Say there were 100 "things" (each of an equal level of difficulty) to be processed as part of this task e.g. forms to be entered on to an electronic system.
We split it into 5 * 20 things (as there were 5 people) so each of us were given a batch of 20 things to be entered. There was an implicit understanding that we would leave work once they were complete.
I set to work on my batch of 20 items and was finished in about 45 minutes. The others were taking much longer due to a combination of: 1. I seem to have a natural aptitude for data entry and they don't (I have done 'temp' jobs doing data entry through agencies before, although my current role doesn't have anything to do with data entry) and 2. I noticed that they were chatting, bantering and generally taking their time over this task.
So after completing my batch of 20 things I packed up my stuff and left. (There wasn't any "coordination" work that needed to be done after -- it was literally enter these things and then it's done).
The others were there for about an hour longer as I understand it.

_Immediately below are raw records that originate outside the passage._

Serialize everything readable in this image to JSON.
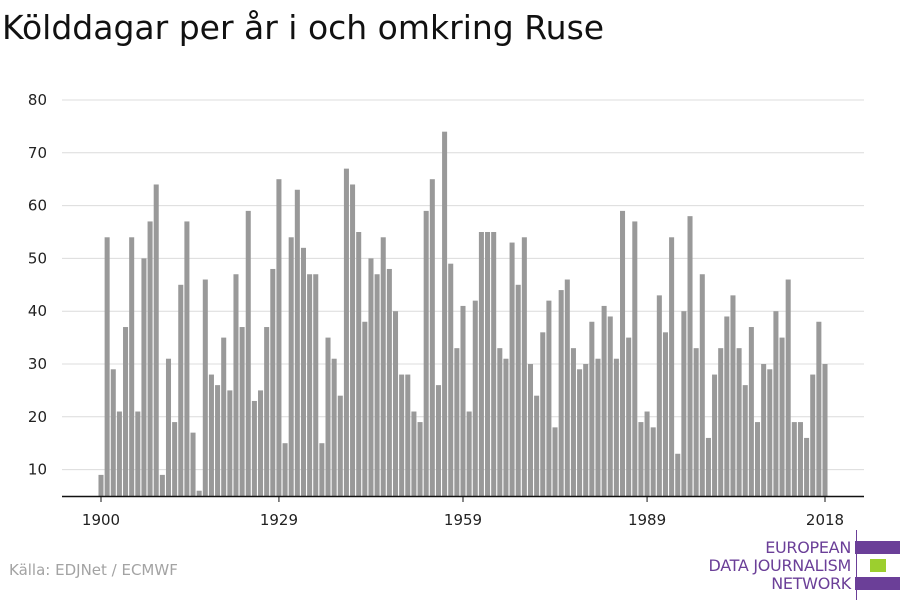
{
  "title": "Kölddagar per år i och omkring Ruse",
  "source": "Källa: EDJNet / ECMWF",
  "logo": {
    "lines": [
      "EUROPEAN",
      "DATA JOURNALISM",
      "NETWORK"
    ],
    "colors": {
      "purple": "#6b3f98",
      "green": "#9ccf2e"
    }
  },
  "colors": {
    "bar": "#999999",
    "grid": "#dcdcdc",
    "axis": "#111111",
    "tick_label": "#222222"
  },
  "chart_data": {
    "type": "bar",
    "title": "Kölddagar per år i och omkring Ruse",
    "xlabel": "",
    "ylabel": "",
    "x_start": 1900,
    "x_end": 2018,
    "x": [
      1900,
      1901,
      1902,
      1903,
      1904,
      1905,
      1906,
      1907,
      1908,
      1909,
      1910,
      1911,
      1912,
      1913,
      1914,
      1915,
      1916,
      1917,
      1918,
      1919,
      1920,
      1921,
      1922,
      1923,
      1924,
      1925,
      1926,
      1927,
      1928,
      1929,
      1930,
      1931,
      1932,
      1933,
      1934,
      1935,
      1936,
      1937,
      1938,
      1939,
      1940,
      1941,
      1942,
      1943,
      1944,
      1945,
      1946,
      1947,
      1948,
      1949,
      1950,
      1951,
      1952,
      1953,
      1954,
      1955,
      1956,
      1957,
      1958,
      1959,
      1960,
      1961,
      1962,
      1963,
      1964,
      1965,
      1966,
      1967,
      1968,
      1969,
      1970,
      1971,
      1972,
      1973,
      1974,
      1975,
      1976,
      1977,
      1978,
      1979,
      1980,
      1981,
      1982,
      1983,
      1984,
      1985,
      1986,
      1987,
      1988,
      1989,
      1990,
      1991,
      1992,
      1993,
      1994,
      1995,
      1996,
      1997,
      1998,
      1999,
      2000,
      2001,
      2002,
      2003,
      2004,
      2005,
      2006,
      2007,
      2008,
      2009,
      2010,
      2011,
      2012,
      2013,
      2014,
      2015,
      2016,
      2017,
      2018
    ],
    "values": [
      9,
      54,
      29,
      21,
      37,
      54,
      21,
      50,
      57,
      64,
      9,
      31,
      19,
      45,
      57,
      17,
      6,
      46,
      28,
      26,
      35,
      25,
      47,
      37,
      59,
      23,
      25,
      37,
      48,
      65,
      15,
      54,
      63,
      52,
      47,
      47,
      15,
      35,
      31,
      24,
      67,
      64,
      55,
      38,
      50,
      47,
      54,
      48,
      40,
      28,
      28,
      21,
      19,
      59,
      65,
      26,
      74,
      49,
      33,
      41,
      21,
      42,
      55,
      55,
      55,
      33,
      31,
      53,
      45,
      54,
      30,
      24,
      36,
      42,
      18,
      44,
      46,
      33,
      29,
      30,
      38,
      31,
      41,
      39,
      31,
      59,
      35,
      57,
      19,
      21,
      18,
      43,
      36,
      54,
      13,
      40,
      58,
      33,
      47,
      16,
      28,
      33,
      39,
      43,
      33,
      26,
      37,
      19,
      30,
      29,
      40,
      35,
      46,
      19,
      19,
      16,
      28,
      38,
      30
    ],
    "ylim": [
      5,
      80
    ],
    "y_ticks": [
      10,
      20,
      30,
      40,
      50,
      60,
      70,
      80
    ],
    "x_ticks": [
      1900,
      1929,
      1959,
      1989,
      2018
    ],
    "grid": true,
    "legend": "none"
  }
}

Next day the supervisor had a word with me - he was "disappointed" and "dismayed" that I had just packed up my stuff and left, leaving the others to it. In his view I should have hung around and picked up some of their "still not done" items. (Remember we were each allocated the same number of items, of equal difficulty, but the others were just slower than I was).
My question is whether I was in the wrong, should I have hung around and taken some of the rest of the workload from the others so that we could all leave earlier? Was this a professional thing to do or were there other, better alternatives?
In some sense it's a fairly petty question since we are talking about a max of a couple of hours extra time (if in the extreme case the others refused to do anything and I had had to do all of it), but I feel it's the principle that's at stake. An equal amount of work (that wasn't even ours to complete!) being given to each person, I happened to complete it earlier so I didn't see any obligation to help out the others.